Mick Travis (Malcolm McDowell) is a young coffee salesman, or at least that's the profession he has recently joined. He is shown around the factory and makes an attempt to chat up one of the girls working there until he is brought to heel by his boss. Then he and his fellow trainees are handed over to one of the company executives (Arthur Lowe) for a pep talk and a chat with the resident psychologist (Rachel Roberts) who is quite taken with Mick's charms. Therefore, when one of the top salesmen resigns from his North East division, Mick is drafted in to replace him - the beginning of a journey that will take him all over...
One of the longest of all cult movies, O Lucky Man! was based on an idea by its star, and director Lindsay Anderson thought it would fit the bill for their second film together after If.... five years earlier. This was the second in the Mick Travis trilogy, as the lesser Britannia Hospital would follow around ten years later, and in all respects was the most ambitious. It rambles, it strays from the point, and it comes across like a joke everyone in the film except Mick is in on never mind what the audience thinks, yet the film is so compelling, so utterly different in its scope and design from anything else at the time.
Or very much since, for that matter, as the Candide-like tale is one of a kind in its own wilfull manner. As our hero, McDowell is ambitious but naive, and at every turn is bested by the authorities and establishment that he wishes to be a part of. Once he is despatched to the North East his adventures begin, and if there's humour here it's of the most caustic variety as there's very little that will have you laughing out loud. Mainly you'll be immersed in a world of nineteen-seventies Britain that is evoked so well by Anderson and his screenwriter David Sherwin, even in its most surreal moments.
Mick seems to settle into his new position fairly well, despite witnessing a car accident on his way up to his destination - he is warned by the police attending that he will be charged with manslaughter if he wishes to make a statement. This is an early sign that he will be given a rough time by those in power, whether they be the cops or the government as none of them escape with reputation intact after this film has had its way with them. After a night out at an incredibly seedy working men's club, Mick gets to bed his landlady and everything's coming up roses as far as he's concerned.

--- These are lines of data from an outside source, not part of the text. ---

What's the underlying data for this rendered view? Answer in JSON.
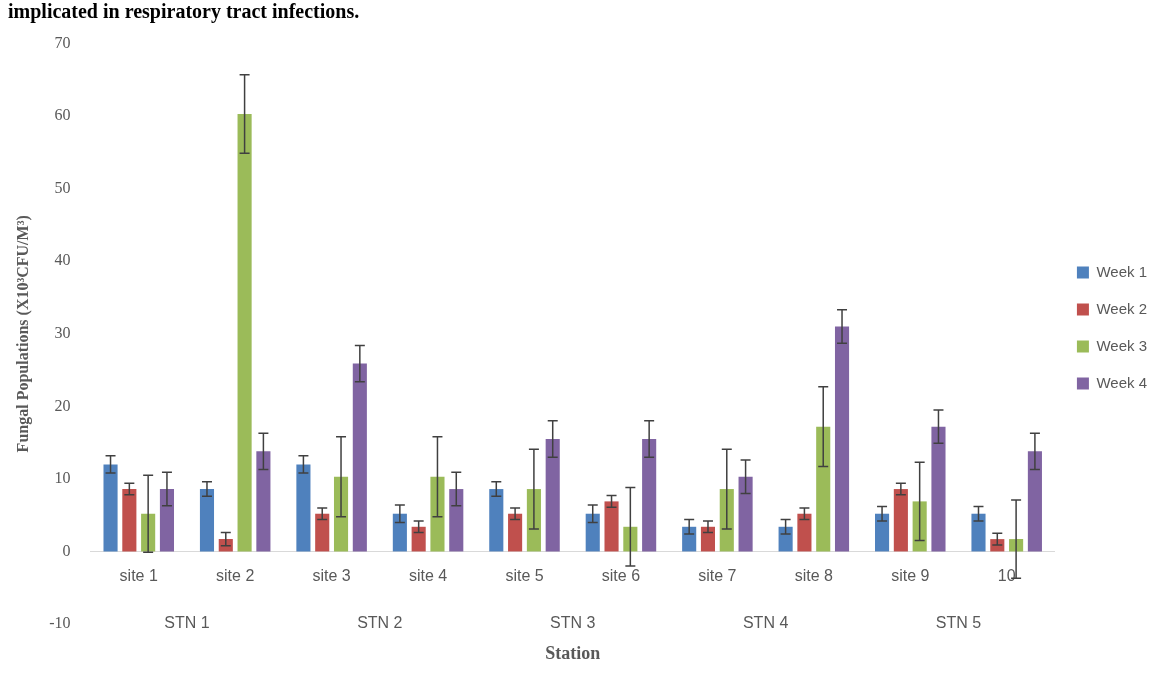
{
  "chart_data": {
    "type": "bar",
    "xlabel": "Station",
    "ylabel": "Fungal Populations (X10³CFU/M³)",
    "categories": [
      "site 1",
      "site 2",
      "site 3",
      "site 4",
      "site 5",
      "site 6",
      "site 7",
      "site 8",
      "site 9",
      "10"
    ],
    "series": [
      {
        "name": "Week 1",
        "color": "#4f81bd",
        "values": [
          12,
          8.6,
          12,
          5.2,
          8.6,
          5.2,
          3.4,
          3.4,
          5.2,
          5.2
        ],
        "errors": [
          1.2,
          1,
          1.2,
          1.2,
          1,
          1.2,
          1,
          1,
          1,
          1
        ]
      },
      {
        "name": "Week 2",
        "color": "#c0504d",
        "values": [
          8.6,
          1.7,
          5.2,
          3.4,
          5.2,
          6.9,
          3.4,
          5.2,
          8.6,
          1.7
        ],
        "errors": [
          0.8,
          0.9,
          0.8,
          0.8,
          0.8,
          0.8,
          0.8,
          0.8,
          0.8,
          0.8
        ]
      },
      {
        "name": "Week 3",
        "color": "#9bbb59",
        "values": [
          5.2,
          60.3,
          10.3,
          10.3,
          8.6,
          3.4,
          8.6,
          17.2,
          6.9,
          1.7
        ],
        "errors": [
          5.3,
          5.4,
          5.5,
          5.5,
          5.5,
          5.4,
          5.5,
          5.5,
          5.4,
          5.4
        ]
      },
      {
        "name": "Week 4",
        "color": "#8064a2",
        "values": [
          8.6,
          13.8,
          25.9,
          8.6,
          15.5,
          15.5,
          10.3,
          31,
          17.2,
          13.8
        ],
        "errors": [
          2.3,
          2.5,
          2.5,
          2.3,
          2.5,
          2.5,
          2.3,
          2.3,
          2.3,
          2.5
        ]
      }
    ],
    "ylim": [
      -10,
      70
    ],
    "yticks": [
      -10,
      0,
      10,
      20,
      30,
      40,
      50,
      60,
      70
    ],
    "grid": false,
    "legend": "right",
    "annotations": [
      "implicated in respiratory tract infections.",
      "STN 1",
      "STN 2",
      "STN 3",
      "STN 4",
      "STN 5"
    ]
  }
}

But then, the next morning, he receives a telephone call from London telling him to venture up to Scotland. Unfortunately on the way there he gets lost and winds up at a top secret government base where he is arrested by the guards there and taken for interrogation. The undercurrent of menace running through the film erupts at various stages, as here when Mick is tortured into giving a confession about something he knows nothing of. But his bacon is saved by an emergency at the base (it explodes!) and he is sent off on another experience to drain his reserves of cheery optimism.

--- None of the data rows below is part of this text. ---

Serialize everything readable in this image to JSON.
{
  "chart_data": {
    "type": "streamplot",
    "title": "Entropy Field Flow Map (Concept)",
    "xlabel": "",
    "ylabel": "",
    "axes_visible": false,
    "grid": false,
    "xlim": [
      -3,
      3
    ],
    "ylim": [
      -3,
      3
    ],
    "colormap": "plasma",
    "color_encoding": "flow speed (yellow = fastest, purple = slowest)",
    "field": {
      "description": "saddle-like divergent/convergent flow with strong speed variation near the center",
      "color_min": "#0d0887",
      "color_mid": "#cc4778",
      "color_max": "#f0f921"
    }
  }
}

As this lasts three hours, there are many experiences to be packed in, and all of them are memorable, not least because the same actors reappear throughout the film in different guises. This can be highly amusing, as when Arthur Lowe is not only the coffee businessman, but a shady hotel owner and most remarkably a black President of an African state. And Alan Price's songs are heard to comment on the action, while he shows up as himself to give Mick a lift after he escapes from a medical institute (what he sees there is one of the most bizarre and shocking moments in British film). Helen Mirren is the object of Mick's desire, an heiress who can't understand why Mick wants to be wealthy while he can't understand why not. O Lucky Man! is rich with incident and subtext, yet chiefly it's engrossing as an example of the kind of film hardly anyone dares to make - the fact that it entertains and provokes so often is testament to its creators.